Under PPACA, HHS has discretion to adjust the 80 percent ratio if “the application of such 80 percent may destabilize the individual market” in a state. The NAIC has already informed HHS that the medical loss ratio requirements may generate market instability in some states before 2014, and has requested that HHS allow state-specific downward adjustments to the 80 percent ratio for individual products upon request by a state insurance regulator. Unfortunately, PPACA does not give HHS any express authority to adjust the small group ratio if that market starts to implode. While the individual market is most vulnerable to meltdown, the same factors (medical underwriting costs and higher distribution costs make the very small group market vulnerable. Very small groups (fewer than 10 or 15 employees) have an expense profile that is closer to individual business than to the expenses associated with larger employers that still fall within the “small employer” category.

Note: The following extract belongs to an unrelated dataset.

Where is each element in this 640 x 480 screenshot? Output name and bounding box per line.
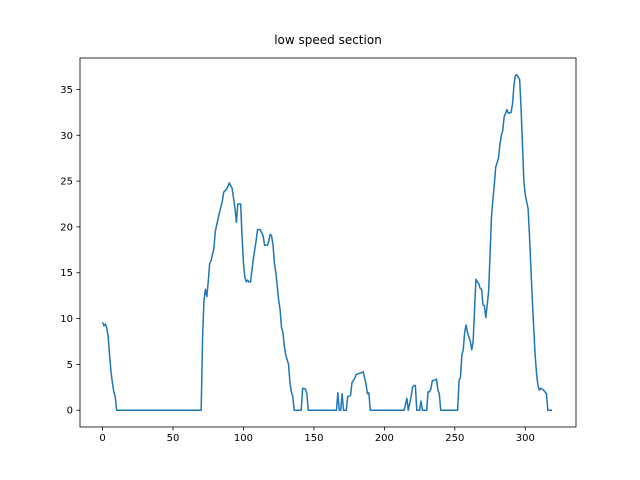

The medical loss ratios, which are applicable to health coverage in effect on January 1, 2011, have received relatively little public attention, especially compared to the loud debates over the coverage mandate and other PPACA provisions that do not take effect until 2014.
The low profile of the medical loss ratio provisions of PPACA is likely to change if carriers reduce writings in the individual or small group markets in 2011. Even if state insurance markets remain stable, public interest in the medical loss ratio provisions of PPACA will grow as the rebate payment deadline in June 2012 approaches. Ironically, people who get refunds because their carrier did not meet the medical loss ratio threshold may be happier with health care reform than people whose carriers paid more of each premium dollar to pay for clinical care and health care quality improvement activities.